Let's talk about selection bias and how it applies to recent economic data.
Selection bias is the phenomenon of potentially erroneous sampling. Yesterday, retail "same store sales" (SSS) numbers came out, up 9% year over year, blowing away expectations. Now, there is an inherent selection bias embedded in the SSS numbers - it only counts data from stores which have been open for at least a year. So, we have another embedded bias: survivorship bias: the data from stores which went out of business isn't counted. This morning I was thinking to myself, "Why on Earth would they want to use such a clearly flawed metric? Why not just use total retail sales?" Well, there are good reasons: most of the time, during normal, stable or growing economic periods, the same store sales numbers probable provide a much more smooth, accurate depiction of the economic situation. They don't get screwed up by volatile data from new stores - grand openings, and store number changes that result in apples-to-oranges comparisons. The goal is to get a consistent picture of the sales trends for each chain.
For an example of how flawed gross numbers can be, we need only look at yesterday's data on Las Vegas Strip revenue, which rose nearly 33% from the same period a year earlier. Of course, this analysis is pretty bizarre, since 2010 included data for the grand opening of one of the biggest projects in Vegas's history - MGM's CityCenter staple casino, Aria. Of course 2010 will be higher than 2009 - it's an apples to oranges comparison. To clarify, these Vegas numbers are NOT a "same store sales" metric - they are gross numbers, so a new casino will result in an increase in the numbers - all other factors held constant.
In times of store contraction, however, we get a similar problem with SSS, as a result of the survivorship bias. As MISH points out, 31 retailers filed for bankruptcy in 2009. The existing retailers also closed some stores. This has the substitution effect of potentially increasing sales at the remaining stores, even if overall sales decrease. MISH summarizes, "Supposedly retail sales are up 4 months in a row. They aren't. Same store sales may be, but that is a different matter."
In other words, imagine if KidDynamitesWorld sells widgets. I have 5 stores, each doing $200MM in revenue, for a total of $1B. If, for the next sampling period, I have to close 2 of my stores due to the recession, and my remaining 3 stores now do $300MM in revenues each, my total sales are down 10% (from $1B to $900MM) but same store sales are up a whopping 50% (from $200MM to $300MM). We don't count the stores that go out of business - we have survivorship bias. The same store sales numbers, in this example, offer a very flawed look through the window of my company's true health.
The Census bureau's advance monthly sales for retail and food services for February, the most recent period available, shows that sales were up 3.9% from February of 2009. So we can see that the situation does seem to be "improving," but I think it's essential to look at the potential flaws and exaggerations that can result from selection bias in the data, such as the same store sales data.
Of course, there's another simple bias in both the Vegas Strip Revenue numbers, and the Retail Same Store Sales numbers - calendar bias.
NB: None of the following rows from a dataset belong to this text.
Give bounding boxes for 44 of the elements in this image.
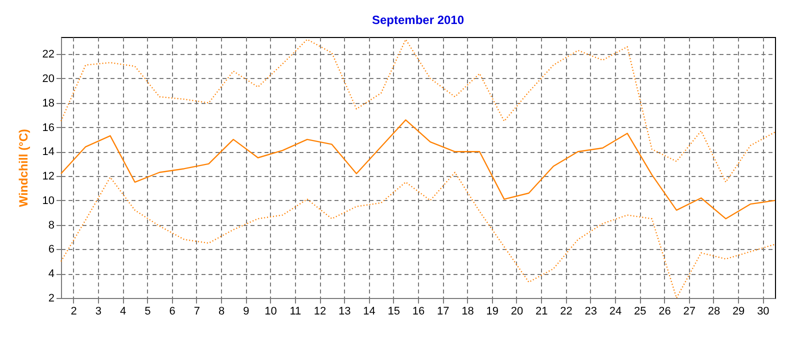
x-tick-label: 23	[584, 306, 597, 318]
x-tick-label: 4	[120, 306, 126, 318]
x-tick-label: 12	[314, 306, 326, 318]
y-tick-label: 22	[42, 48, 54, 61]
x-tick-label: 30	[757, 306, 770, 318]
x-tick-label: 8	[218, 306, 225, 318]
x-tick-label: 9	[243, 306, 250, 318]
x-tick-label: 19	[486, 306, 498, 318]
x-tick-label: 6	[169, 306, 176, 318]
x-tick-label: 15	[388, 306, 400, 318]
x-tick-label: 26	[658, 306, 671, 318]
line-series	[60, 38, 776, 183]
y-tick-label: 8	[48, 219, 54, 232]
x-tick-label: 5	[144, 306, 151, 318]
x-tick-label: 7	[194, 306, 200, 318]
x-tick-label: 21	[535, 306, 548, 318]
x-tick-label: 25	[634, 306, 646, 318]
x-tick-label: 16	[412, 306, 425, 318]
x-tick-label: 24	[609, 306, 622, 318]
y-tick-label: 14	[42, 146, 54, 158]
y-tick-label: 18	[42, 97, 54, 110]
y-tick-label: 4	[48, 268, 54, 280]
x-tick-label: 2	[70, 306, 77, 318]
x-tick-label: 17	[436, 306, 450, 318]
x-tick-label: 3	[95, 306, 102, 318]
line-series	[60, 119, 776, 220]
x-tick-label: 20	[510, 306, 524, 318]
y-tick-label: 16	[42, 122, 54, 134]
x-tick-label: 27	[683, 306, 696, 318]
x-tick-label: 22	[560, 306, 572, 318]
y-tick-label: 12	[42, 170, 54, 183]
y-tick-label: 20	[42, 72, 54, 85]
y-tick-label: 6	[48, 244, 54, 256]
x-tick-label: 18	[462, 306, 474, 318]
x-tick-label: 13	[338, 306, 351, 318]
chart-title: September 2010	[372, 13, 464, 27]
x-tick-label: 29	[732, 306, 745, 318]
y-tick-label: 2	[48, 292, 54, 304]
y-tick-label: 10	[42, 194, 54, 207]
x-tick-label: 14	[363, 306, 376, 318]
y-axis-title: Windchill (°C)	[16, 128, 30, 208]
x-tick-label: 10	[264, 306, 277, 318]
x-tick-label: 11	[290, 306, 302, 318]
x-tick-label: 28	[708, 306, 720, 318]
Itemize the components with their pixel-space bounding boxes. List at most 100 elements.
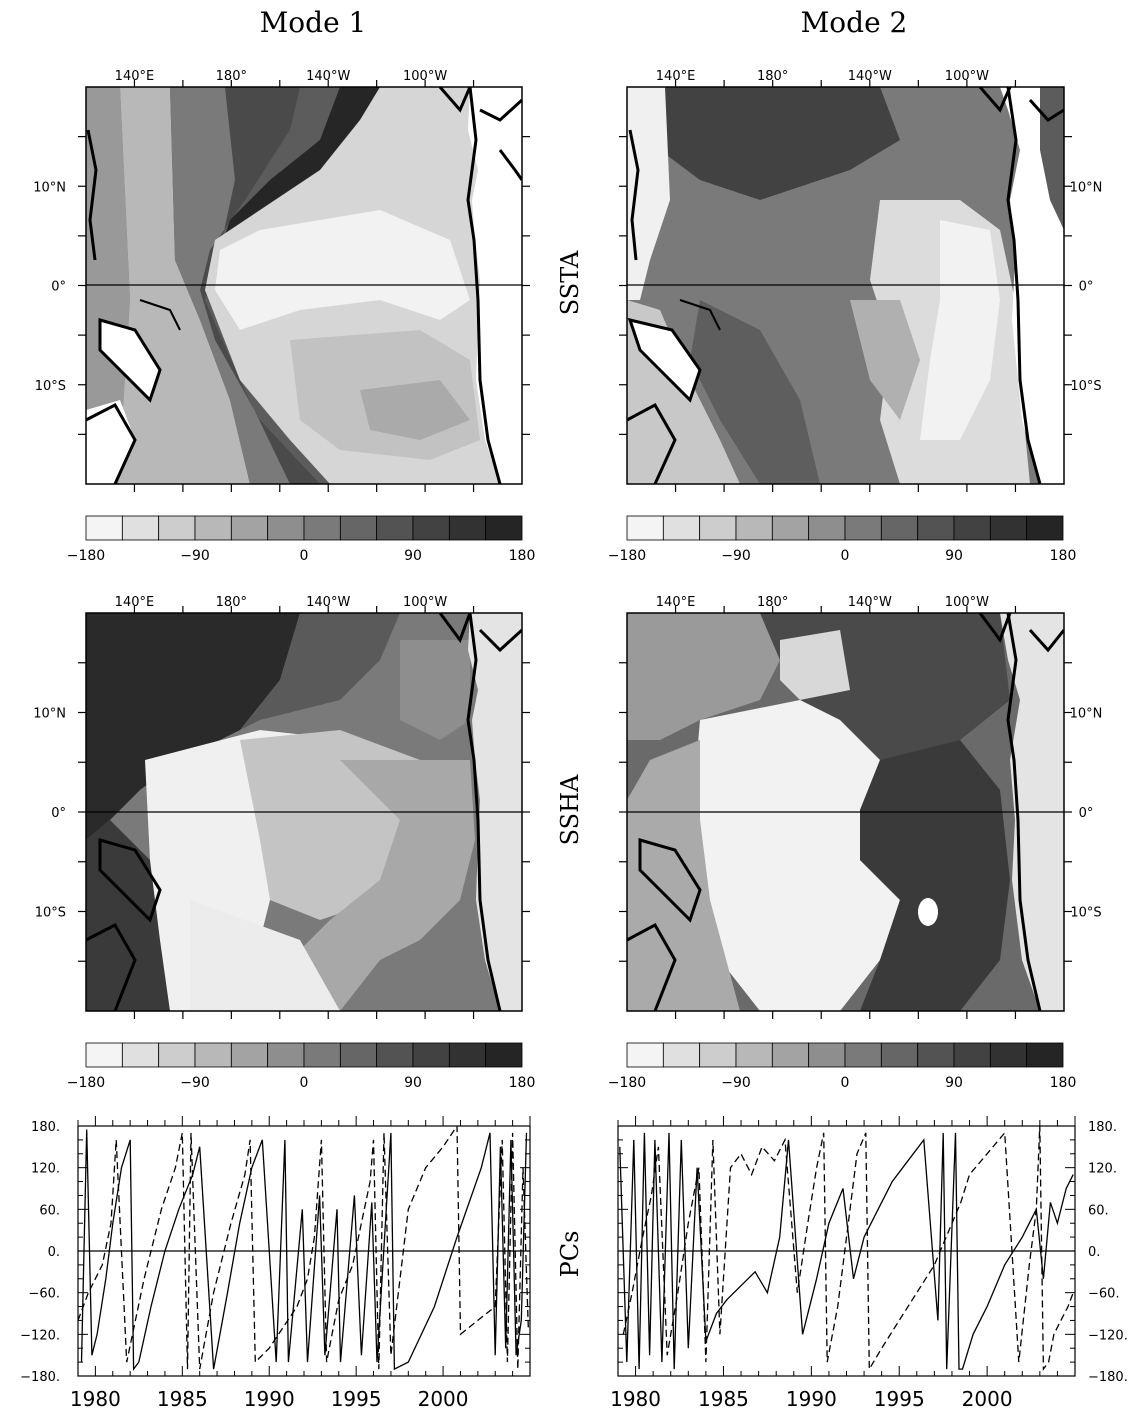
lat-tick-label: 0° <box>51 280 66 295</box>
colorbar-swatch <box>699 1042 737 1068</box>
map-mode1-ssta <box>85 86 523 485</box>
pc-x-tick-label: 1985 <box>698 1387 749 1411</box>
colorbar-swatch <box>626 515 664 541</box>
lon-tick-label: 140°E <box>115 69 155 84</box>
pc-y-tick-label: −120. <box>1088 1328 1128 1343</box>
colorbar-label: 180 <box>1050 548 1077 564</box>
pc-x-tick-label: 1980 <box>610 1387 661 1411</box>
map-mode1-ssta-field <box>86 87 522 484</box>
colorbars: −180 −90 0 90 180 −180 −90 0 90 180−180 −90 0 90 180−… <box>67 515 1077 1091</box>
colorbar-label: 0 <box>841 1075 850 1091</box>
pc-series-solid <box>619 1132 1074 1370</box>
colorbar-swatch <box>880 515 919 541</box>
colorbar-swatch <box>917 1042 955 1068</box>
colorbar-swatch <box>1026 515 1064 541</box>
colorbar-mode1-ssha: −180 −90 0 90 180 <box>67 1042 535 1091</box>
lat-tick-label: 10°S <box>35 906 66 921</box>
colorbar-label: −180 <box>608 548 646 564</box>
pc-y-tick-label: 60. <box>39 1203 60 1218</box>
colorbar-swatch <box>376 515 414 541</box>
colorbar-swatch <box>85 515 123 541</box>
pc-x-tick-label: 1980 <box>70 1387 121 1411</box>
colorbar-swatch <box>662 1042 701 1068</box>
row-label-ssha: SSHA <box>556 774 584 845</box>
lat-tick-label: 0° <box>1079 806 1094 821</box>
colorbar-swatch <box>230 1042 269 1068</box>
colorbar-swatch <box>917 515 955 541</box>
colorbar-swatch <box>808 515 846 541</box>
colorbar-swatch <box>735 1042 773 1068</box>
colorbar-swatch <box>412 1042 450 1068</box>
pc-panel-mode2: 1980 1985 1990 1995 2000 180. 120. 60. 0. −60. −12… <box>610 1116 1128 1411</box>
mode1-title: Mode 1 <box>260 6 367 39</box>
colorbar-mode1-ssta: −180 −90 0 90 180 <box>67 515 536 564</box>
colorbar-mode2-ssta: −180 −90 0 90 180 <box>608 515 1077 564</box>
colorbar-swatch <box>662 515 701 541</box>
pc-y-tick-label: 0. <box>48 1245 60 1260</box>
lat-tick-label: 10°S <box>35 379 66 394</box>
pc-x-tick-label: 1995 <box>331 1387 382 1411</box>
map-mode2-ssta <box>626 86 1065 485</box>
pc-y-tick-label: −180. <box>20 1370 60 1385</box>
pc-series-dashed <box>622 1126 1074 1372</box>
colorbar-swatch <box>485 515 523 541</box>
lon-tick-label: 100°W <box>403 595 447 610</box>
lon-tick-label: 140°E <box>656 595 696 610</box>
colorbar-swatch <box>953 1042 991 1068</box>
row-label-pcs: PCs <box>556 1231 584 1278</box>
pc-x-tick-label: 1995 <box>874 1387 925 1411</box>
colorbar-label: −180 <box>608 1075 646 1091</box>
colorbar-label: −90 <box>180 1075 210 1091</box>
colorbar-label: 0 <box>841 548 850 564</box>
lon-tick-label: 180° <box>216 595 247 610</box>
colorbar-swatch <box>339 515 378 541</box>
lon-tick-label: 100°W <box>403 69 447 84</box>
lat-tick-label: 0° <box>51 806 66 821</box>
colorbar-swatch <box>844 1042 882 1068</box>
pc-x-tick-label: 1990 <box>244 1387 295 1411</box>
colorbar-mode2-ssha: −180 −90 0 90 180 <box>608 1042 1077 1091</box>
colorbar-swatch <box>194 515 232 541</box>
lon-tick-label: 180° <box>757 595 788 610</box>
lat-tick-label: 10°N <box>33 180 66 195</box>
lon-tick-label: 140°W <box>848 595 892 610</box>
colorbar-label: 180 <box>1050 1075 1077 1091</box>
pc-panels: 1980 1985 1990 1995 2000 180. 120. 60. 0. −60. −12… <box>20 1116 1128 1411</box>
colorbar-swatch <box>844 515 882 541</box>
colorbar-swatch <box>953 515 991 541</box>
colorbar-swatch <box>339 1042 378 1068</box>
pc-x-tick-label: 1990 <box>786 1387 837 1411</box>
colorbar-label: 90 <box>404 548 422 564</box>
pc-series-dashed <box>78 1126 529 1370</box>
lat-tick-label: 10°N <box>1070 180 1103 195</box>
colorbar-label: 0 <box>300 1075 309 1091</box>
lon-tick-label: 140°W <box>848 69 892 84</box>
pc-x-tick-label: 2000 <box>418 1387 469 1411</box>
lon-tick-label: 180° <box>757 69 788 84</box>
colorbar-swatch <box>626 1042 664 1068</box>
map-mode1-ssha <box>85 612 523 1012</box>
colorbar-swatch <box>158 1042 196 1068</box>
colorbar-label: 180 <box>509 548 536 564</box>
pc-x-tick-label: 2000 <box>962 1387 1013 1411</box>
colorbar-swatch <box>771 1042 810 1068</box>
lat-tick-label: 10°S <box>1070 379 1101 394</box>
pc-y-tick-label: −60. <box>1088 1287 1120 1302</box>
colorbar-swatch <box>194 1042 232 1068</box>
pc-series-solid <box>80 1129 528 1372</box>
colorbar-swatch <box>808 1042 846 1068</box>
colorbar-swatch <box>376 1042 414 1068</box>
colorbar-swatch <box>771 515 810 541</box>
colorbar-swatch <box>1026 1042 1064 1068</box>
lon-tick-label: 140°W <box>306 595 350 610</box>
lat-tick-label: 0° <box>1079 280 1094 295</box>
colorbar-swatch <box>485 1042 523 1068</box>
colorbar-swatch <box>448 515 487 541</box>
lon-tick-label: 140°E <box>115 595 155 610</box>
pc-y-tick-label: 180. <box>31 1120 60 1135</box>
colorbar-label: −180 <box>67 548 105 564</box>
lat-tick-label: 10°S <box>1070 906 1101 921</box>
pc-panel-mode1: 1980 1985 1990 1995 2000 180. 120. 60. 0. −60. −12… <box>20 1116 531 1411</box>
pc-y-tick-label: −180. <box>1088 1370 1128 1385</box>
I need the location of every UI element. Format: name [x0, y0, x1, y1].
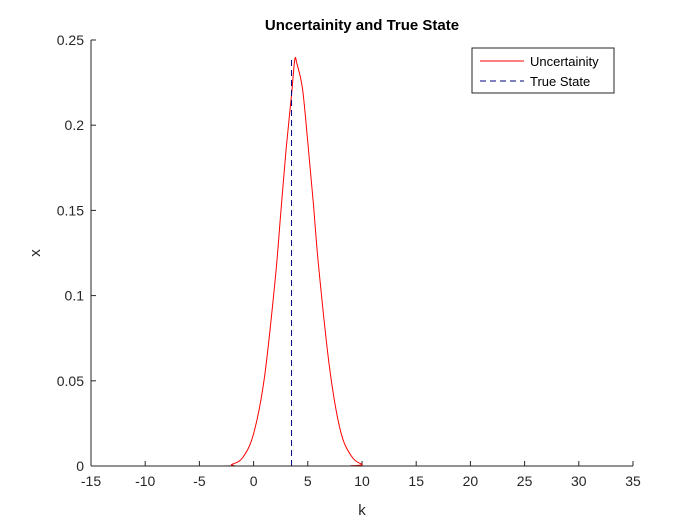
legend-label-true-state: True State [530, 74, 590, 89]
y-tick-label: 0.2 [65, 117, 85, 133]
x-tick-label: -5 [193, 473, 206, 489]
x-tick-label: -15 [81, 473, 101, 489]
x-tick-label: 10 [354, 473, 370, 489]
legend-label-uncertainity: Uncertainity [530, 54, 599, 69]
series-line-uncertainity [91, 56, 633, 467]
x-axis-label: k [358, 502, 366, 519]
legend: Uncertainity True State [471, 47, 615, 94]
plot-area [91, 40, 633, 466]
x-tick-label: 30 [571, 473, 587, 489]
x-tick-label: 25 [517, 473, 533, 489]
x-tick-label: 20 [463, 473, 479, 489]
x-tick-label: 5 [304, 473, 312, 489]
y-tick-label: 0.15 [57, 202, 84, 218]
y-tick-label: 0.25 [57, 32, 84, 48]
chart-title: Uncertainity and True State [265, 17, 459, 34]
legend-box [471, 47, 615, 94]
x-axis-ticks: -15 -10 -5 0 5 10 15 20 25 30 35 [81, 461, 641, 489]
y-tick-label: 0.05 [57, 373, 84, 389]
x-tick-label: -10 [135, 473, 155, 489]
y-tick-label: 0.1 [65, 288, 85, 304]
x-tick-label: 15 [408, 473, 424, 489]
y-axis-ticks: 0 0.05 0.1 0.15 0.2 0.25 [57, 32, 96, 474]
y-axis-label: x [27, 249, 44, 257]
series-layer [91, 56, 633, 467]
y-tick-label: 0 [76, 458, 84, 474]
x-tick-label: 0 [250, 473, 258, 489]
x-tick-label: 35 [625, 473, 641, 489]
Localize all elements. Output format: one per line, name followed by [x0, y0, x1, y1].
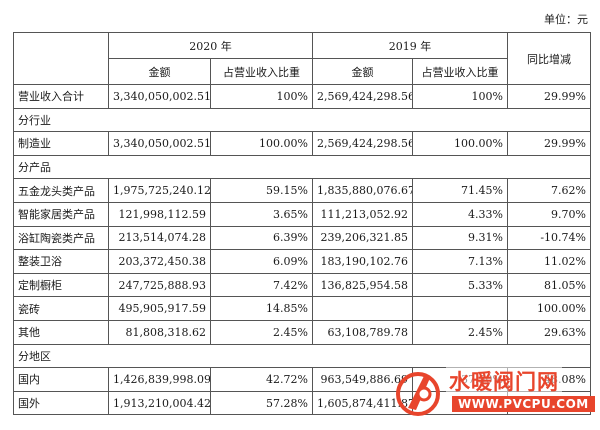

The Vegas numbers received a boost because Chinese New Year fell in February this year, while it was in January last year (note: the article I linked to above erroneously says it was in March last year). Similarly, the SSS data received a boost this year because Easter fell at the beginning of April, which resulted in most Easter spending being captured in the March data that was just reported, while last year Easter spending was largely captured in the April data.
When looking at economic data, it's essential to always be cognizant of biases in the data which can result in "apples to oranges" comparisons.
disclosure: no position in retailers, although I'm looking for a point to short XRT. I am short MGM and LVS equity. In fact, I shorted more MGM on the 10% rally reacting to this data, which I think was vastly misinterpreted.